Mäßen: Und natürlich sollen alle unsere acht Herrenmannschaften und unsere Jugend die Möglichkeiten haben, die sie brauchen.
Wattenbach: Bei uns hat der Breitensport Priorität. Aber das eine oder das andere geht nicht. Breitensport braucht Leistungssport und Leistungssport braucht Breitensport. Wir brauchen die Motivation durch Wettbewerbe, nur so schaffen wir es, die Kinder von der Straße zu holen und ihnen im Verein zu geben, was sie in ihrer Entwicklung so dringend brauchen.
Katharina Hambuch: Genau. Es ist doch immer ein großer Ansporn für die Kinder, auf Meisterschaften zu gehen, sich mit anderen messen zu können. Leistung fordert und fördert. Das ist soziales Lernen.
Florian Hambuch: Der ATV ist sehr breit aufgestellt, als Familien- und Breitensportverein. Aber um das Beispiel Boxen zu nehmen: Wir haben diese Abteilung vor Jahren aufgebaut, immer mehr Kinder und Jugendliche kamen hinzu. Und die Jugendlichen selbst waren es, die mehr wollten und auf Meisterschaften gehen. Dann waren sie so gut, dass wir schnell auf internationaler Ebene unterwegs waren, bei Meisterschaften in Tschechien oder anderswo. Das kostet natürlich Geld. Mittlerweile beträgt das 20 bis 25 Prozent unseres Gesamtbudgets. Hinzu kommt, dass es sich um Kids handelt, die sehen sie nicht beim Basketball oder beim Hockey. Wir haben 23 Nationalitäten beim Boxen. Das ist gelebte Integration. Bei Zusatzkosten für den Verein müssten wir das Angebot aufgeben.
Katharina Hambuch: Es geht bei weitem nicht nur um den Sport. Es geht darum, soziale Kompetenzen zu lernen. Wir bewahren Menschen vor Hartz IV. Und sparen der Gesellschaft Geld.

Wie hat sich das Verhältnis zwischen den Vereinen entwickelt?
Wattenbach: Das hat sich unglaublich verändert. Früher war man schon mal mit dem Messer in der Tasche unterwegs. Jetzt gibt es eine große Solidarität.
Florian Hambuch: Wir erfahren das auch, gerade in der Diskussion jetzt um die Hallenkosten, durch die Unterstützung von Vereinen, die selbst nicht betroffen sind.

Haben Sie Nachwuchssorgen im Ehrenamt?
Elbert: Wir suchen seit Mai einen neuen Geschäftsführer. Und das, wo gerade Überweisungen und Lastschriften auf das neue SEPA-Verfahren umgestellt werden müssen. Wir suchen und suchen und finden keinen. Ein pensionierter Banker hat mir sogar gesagt: Tut mir leid, damit bin ich überfordert.
Florian Hambuch: Wir suchen sogar schon seit zwei Jahren einen neuen Geschäftsführer.
Mäßen: Ohne unsere Ehrenamtlichen wäre es nicht möglich, dass die Tribüne in der Menzenberger Halle von mittags bis zu den Abendspielen aufgebaut wird. In früheren Bundesligazeiten hatten wir dafür noch bezahlte Kräfte. Das gilt auch für die Parkplatzwächter. Das Geld haben wir schon lange nicht mehr. Ohne Ehrenamtler wären wir aufgeschmissen. Auch unsere Übungsleiter erhalten ja nur eine Aufwandsentschädigung. Das ist also auch eher ein Ehrenamt.
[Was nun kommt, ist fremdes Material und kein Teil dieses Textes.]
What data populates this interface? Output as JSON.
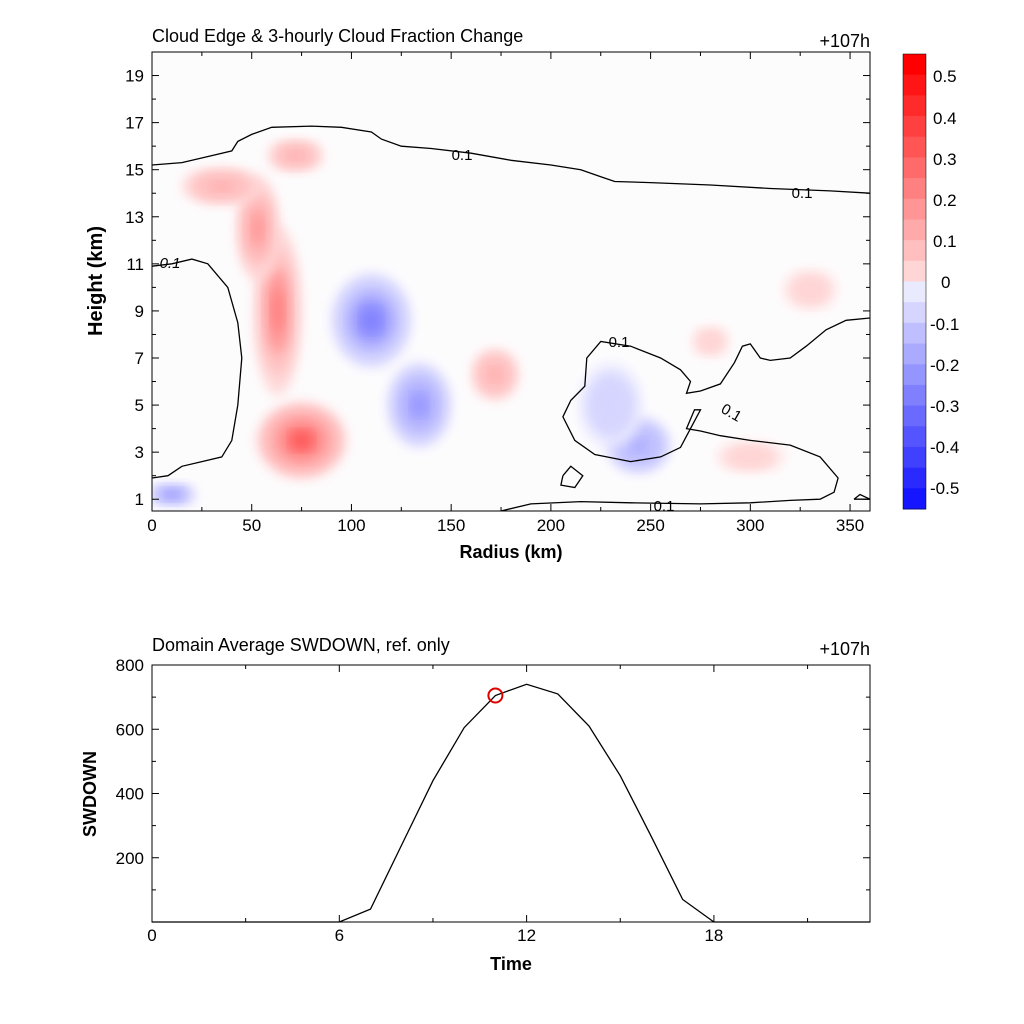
{
  "top": {
    "title": "Cloud Edge & 3-hourly Cloud Fraction Change",
    "time_tag": "+107h",
    "xlabel": "Radius (km)",
    "ylabel": "Height (km)"
  },
  "bottom": {
    "title": "Domain Average SWDOWN, ref. only",
    "time_tag": "+107h",
    "xlabel": "Time",
    "ylabel": "SWDOWN"
  },
  "colorbar": {
    "labels": [
      "0.5",
      "0.4",
      "0.3",
      "0.2",
      "0.1",
      "0",
      "-0.1",
      "-0.2",
      "-0.3",
      "-0.4",
      "-0.5"
    ],
    "colors_pos": [
      "#ffffff",
      "#ffeaea",
      "#ffd5d5",
      "#ffbfbf",
      "#ffaaaa",
      "#ff9595",
      "#ff8080",
      "#ff6a6a",
      "#ff5555",
      "#ff4040",
      "#ff2a2a",
      "#ff1515",
      "#ff0000"
    ],
    "colors_neg": [
      "#eaeaff",
      "#d5d5ff",
      "#bfbfff",
      "#aaaaff",
      "#9595ff",
      "#8080ff",
      "#6a6aff",
      "#5555ff",
      "#4040ff",
      "#2a2aff",
      "#1515ff",
      "#0000ff"
    ]
  },
  "chart_data": [
    {
      "type": "heatmap",
      "title": "Cloud Edge & 3-hourly Cloud Fraction Change",
      "xlabel": "Radius (km)",
      "ylabel": "Height (km)",
      "xlim": [
        0,
        360
      ],
      "ylim": [
        0.5,
        20
      ],
      "x_ticks": [
        0,
        50,
        100,
        150,
        200,
        250,
        300,
        350
      ],
      "y_ticks": [
        1,
        3,
        5,
        7,
        9,
        11,
        13,
        15,
        17,
        19
      ],
      "value_range": [
        -0.5,
        0.5
      ],
      "features": [
        {
          "x": 75,
          "y": 3.5,
          "value": 0.3
        },
        {
          "x": 63,
          "y": 9.0,
          "value": 0.22
        },
        {
          "x": 53,
          "y": 12.5,
          "value": 0.2
        },
        {
          "x": 35,
          "y": 14.3,
          "value": 0.15
        },
        {
          "x": 72,
          "y": 15.6,
          "value": 0.15
        },
        {
          "x": 172,
          "y": 6.3,
          "value": 0.15
        },
        {
          "x": 330,
          "y": 9.9,
          "value": 0.05
        },
        {
          "x": 280,
          "y": 7.7,
          "value": 0.05
        },
        {
          "x": 300,
          "y": 2.8,
          "value": 0.05
        },
        {
          "x": 110,
          "y": 8.6,
          "value": -0.22
        },
        {
          "x": 134,
          "y": 5.0,
          "value": -0.2
        },
        {
          "x": 244,
          "y": 3.3,
          "value": -0.15
        },
        {
          "x": 10,
          "y": 1.2,
          "value": -0.2
        },
        {
          "x": 230,
          "y": 5.0,
          "value": -0.05
        }
      ],
      "contour_level": 0.1,
      "contour_labels": [
        "0.1",
        "0.1",
        "0.1",
        "0.1",
        "0.1",
        "0.1"
      ],
      "contours": [
        [
          [
            0,
            15.2
          ],
          [
            15,
            15.3
          ],
          [
            30,
            15.6
          ],
          [
            40,
            15.8
          ],
          [
            43,
            16.2
          ],
          [
            50,
            16.5
          ],
          [
            60,
            16.8
          ],
          [
            80,
            16.85
          ],
          [
            95,
            16.8
          ],
          [
            110,
            16.6
          ],
          [
            115,
            16.3
          ],
          [
            125,
            16.0
          ],
          [
            140,
            15.9
          ],
          [
            160,
            15.7
          ],
          [
            180,
            15.4
          ],
          [
            200,
            15.2
          ],
          [
            215,
            15.0
          ],
          [
            225,
            14.7
          ],
          [
            232,
            14.5
          ],
          [
            250,
            14.45
          ],
          [
            280,
            14.35
          ],
          [
            310,
            14.2
          ],
          [
            340,
            14.1
          ],
          [
            360,
            14.0
          ]
        ],
        [
          [
            0,
            10.9
          ],
          [
            10,
            11.0
          ],
          [
            20,
            11.2
          ],
          [
            28,
            11.0
          ],
          [
            38,
            10.0
          ],
          [
            43,
            8.5
          ],
          [
            45,
            7.0
          ],
          [
            43,
            5.0
          ],
          [
            40,
            3.5
          ],
          [
            35,
            2.8
          ],
          [
            25,
            2.6
          ],
          [
            15,
            2.4
          ],
          [
            8,
            2.0
          ],
          [
            0,
            1.9
          ]
        ],
        [
          [
            175,
            0.5
          ],
          [
            190,
            0.8
          ],
          [
            215,
            0.9
          ],
          [
            240,
            0.85
          ],
          [
            275,
            0.8
          ],
          [
            300,
            0.85
          ],
          [
            320,
            0.95
          ],
          [
            335,
            1.0
          ],
          [
            342,
            1.3
          ],
          [
            344,
            1.9
          ],
          [
            335,
            2.8
          ],
          [
            320,
            3.3
          ],
          [
            300,
            3.5
          ],
          [
            285,
            3.7
          ],
          [
            275,
            3.9
          ],
          [
            268,
            4.0
          ],
          [
            272,
            4.8
          ],
          [
            275,
            4.8
          ],
          [
            270,
            4.0
          ],
          [
            265,
            3.2
          ],
          [
            255,
            2.8
          ],
          [
            240,
            2.6
          ],
          [
            222,
            2.9
          ],
          [
            212,
            3.5
          ],
          [
            206,
            4.5
          ],
          [
            210,
            5.2
          ],
          [
            217,
            5.8
          ],
          [
            218,
            7.0
          ],
          [
            225,
            7.7
          ],
          [
            240,
            7.5
          ],
          [
            255,
            7.0
          ],
          [
            265,
            6.5
          ],
          [
            270,
            6.0
          ],
          [
            268,
            5.5
          ],
          [
            275,
            5.6
          ],
          [
            285,
            5.9
          ],
          [
            292,
            6.8
          ],
          [
            296,
            7.5
          ],
          [
            300,
            7.6
          ],
          [
            305,
            7.0
          ],
          [
            310,
            6.9
          ],
          [
            320,
            7.0
          ],
          [
            328,
            7.5
          ],
          [
            338,
            8.2
          ],
          [
            348,
            8.6
          ],
          [
            360,
            8.7
          ]
        ],
        [
          [
            206,
            2.0
          ],
          [
            210,
            2.4
          ],
          [
            216,
            2.0
          ],
          [
            212,
            1.5
          ],
          [
            205,
            1.6
          ],
          [
            206,
            2.0
          ]
        ],
        [
          [
            352,
            1.0
          ],
          [
            355,
            1.2
          ],
          [
            360,
            1.0
          ],
          [
            352,
            1.0
          ]
        ]
      ]
    },
    {
      "type": "line",
      "title": "Domain Average SWDOWN, ref. only",
      "xlabel": "Time",
      "ylabel": "SWDOWN",
      "xlim": [
        0,
        23
      ],
      "ylim": [
        0,
        800
      ],
      "x_ticks": [
        0,
        6,
        12,
        18
      ],
      "y_ticks": [
        200,
        400,
        600,
        800
      ],
      "x": [
        0,
        1,
        2,
        3,
        4,
        5,
        6,
        7,
        8,
        9,
        10,
        11,
        12,
        13,
        14,
        15,
        16,
        17,
        18,
        19,
        20,
        21,
        22,
        23
      ],
      "y": [
        0,
        0,
        0,
        0,
        0,
        0,
        0,
        40,
        240,
        440,
        605,
        705,
        740,
        710,
        610,
        455,
        265,
        70,
        0,
        0,
        0,
        0,
        0,
        0
      ],
      "marker": {
        "x": 11,
        "y": 705
      }
    }
  ]
}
Wattenbach: Ein Verein wie der TV Eiche mit über 2400 Mitgliedern braucht heute eine hauptamtliche Kraft, allein um zu schauen, wie man noch an Gelder kommen kann. Das lässt sich ehrenamtlich nicht mehr leisten. Es wird zugleich immer schwieriger, an Ehrenamtler ranzukommen.
Katharina Hambuch: Wir können zum Beispiel keinen Rehabilitationssport anbieten, weil wir dafür eine versierte Fachkraft bezahlen müssten. Und selbst wenn man sie hätte, hätten wir keinen geeigneten Raum dafür. Das ist doch gerade in Bad Honnef, das sich Gesundheitsstadt nennt, sehr traurig.